At the beginning of the film Will Burton (Gaelan Connell) is a loner with a David Bowie fixation. His high school career has been spent either being bullied or ignored by his classmates and his long e-mails to Bowie’s fan site are the only thing that keeps him on an even keel. When he moves to a new school in a new state it looks like it will be same old until he meets Charlotte Banks (Aly Michalka) and romantic interest Sa5m (Vanessa Hudgens), two classmates who recognize that he has something to offer. Charlotte asks him to manage the band she wants to enter in Bandslam, the annual battle of the bands. How popular is the event? “It’s like Texas High School Football big,” says one character. Charlotte is determined to beat her ex-boyfriend’s band and Will is the kind of Phil Spector musical wiz kid that might be able to give her the edge.

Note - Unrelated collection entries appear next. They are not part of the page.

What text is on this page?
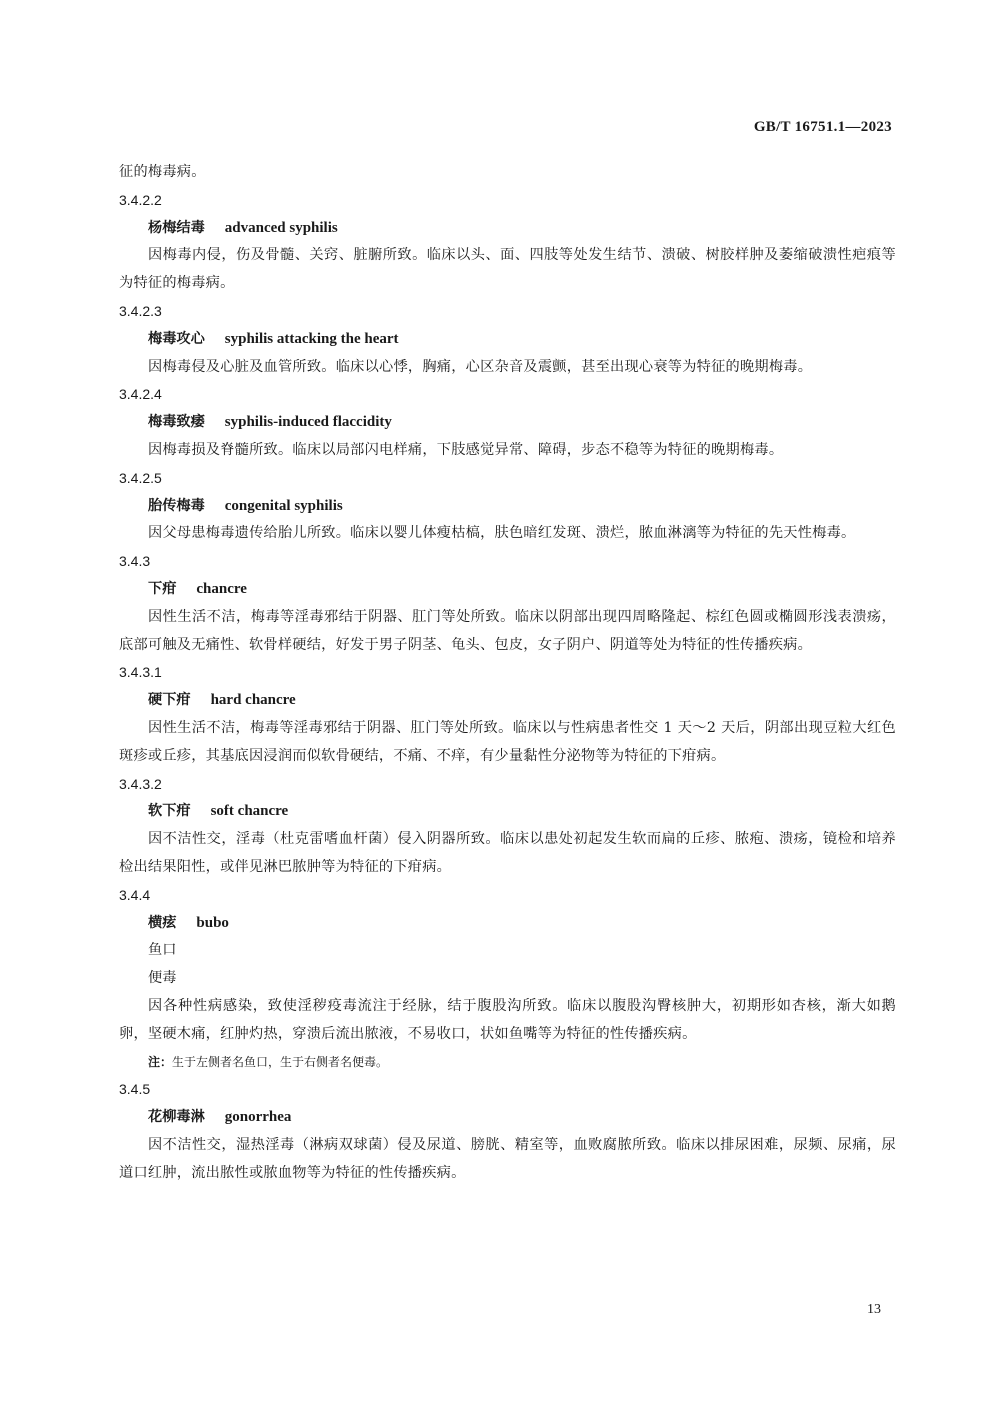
GB/T 16751.1—2023

征的梅毒病。

3.4.2.2
杨梅结毒 advanced syphilis

因梅毒内侵，伤及骨髓、关窍、脏腑所致。临床以头、面、四肢等处发生结节、溃破、树胶样肿及萎缩破溃性疤痕等为特征的梅毒病。

3.4.2.3
梅毒攻心 syphilis attacking the heart

因梅毒侵及心脏及血管所致。临床以心悸，胸痛，心区杂音及震颤，甚至出现心衰等为特征的晚期梅毒。

3.4.2.4
梅毒致痿 syphilis-induced flaccidity

因梅毒损及脊髓所致。临床以局部闪电样痛，下肢感觉异常、障碍，步态不稳等为特征的晚期梅毒。

3.4.2.5
胎传梅毒 congenital syphilis

因父母患梅毒遗传给胎儿所致。临床以婴儿体瘦枯槁，肤色暗红发斑、溃烂，脓血淋漓等为特征的先天性梅毒。

3.4.3
下疳 chancre

因性生活不洁，梅毒等淫毒邪结于阴器、肛门等处所致。临床以阴部出现四周略隆起、棕红色圆或椭圆形浅表溃疡，底部可触及无痛性、软骨样硬结，好发于男子阴茎、龟头、包皮，女子阴户、阴道等处为特征的性传播疾病。

3.4.3.1
硬下疳 hard chancre

因性生活不洁，梅毒等淫毒邪结于阴器、肛门等处所致。临床以与性病患者性交 1 天～2 天后，阴部出现豆粒大红色斑疹或丘疹，其基底因浸润而似软骨硬结，不痛、不痒，有少量黏性分泌物等为特征的下疳病。

3.4.3.2
软下疳 soft chancre

因不洁性交，淫毒（杜克雷嗜血杆菌）侵入阴器所致。临床以患处初起发生软而扁的丘疹、脓疱、溃疡，镜检和培养检出结果阳性，或伴见淋巴脓肿等为特征的下疳病。

3.4.4
横痃 bubo
鱼口
便毒

因各种性病感染，致使淫秽疫毒流注于经脉，结于腹股沟所致。临床以腹股沟臀核肿大，初期形如杏核，渐大如鹅卵，坚硬木痛，红肿灼热，穿溃后流出脓液，不易收口，状如鱼嘴等为特征的性传播疾病。

注：生于左侧者名鱼口，生于右侧者名便毒。
3.4.5
花柳毒淋 gonorrhea

因不洁性交，湿热淫毒（淋病双球菌）侵及尿道、膀胱、精室等，血败腐脓所致。临床以排尿困难，尿频、尿痛，尿道口红肿，流出脓性或脓血物等为特征的性传播疾病。

13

Bandslam is part Disney show, part Monkees, part music video and part Mickey and Judy. There’s a lot going on here, and not all of it is good, but the stuff that is good is worth a peek.
First the bad. Bandslam is half-an-hour too long. Some montage chopping would have worked wonders to bring down the occasionally bordering-on-torturous hour and fifty minute running time. The end could have been tightened up considerably. The battle of the bands sequence drags on and on and not only does it feel extended, the bands look far too old and far too slick to be high school students.
Next is the music. Early on the soundtrack rocks; nicely selected cuts by Bowie, The Velvet Underground and Nick Drake are unexpected and ear friendly, and even one of the fictional band’s tunes called Amphetamine tunes it up to eleven, but as time wears on the music begins to sound a bit too Tin Pan Alley for a rock flick.
There is also a tone problem and I don’t mean as in pitch. The movie can’t seem to decide whether it wants to be a Disney movie or a teen indie flick with a good soundtrack. It often has the attitude and look of an indie but careens into Disney land when it over sentimentalizes the kiddie romance. The mushy stuff is a little too Mickey Mouse, not enough Bowie.
Having said all that I have to point out that most times when the movie begins to slip into cliché and cheese it rights itself with a snappy line or an unexpected plot twist.
Add to that a very appealing performance by newcomer Gaelan Connell as outcast Will and you have a movie that I was determined to hate but couldn’t. Bandslam is a surprisingly fun little music movie that is just a couple of notes away from being completely in tune.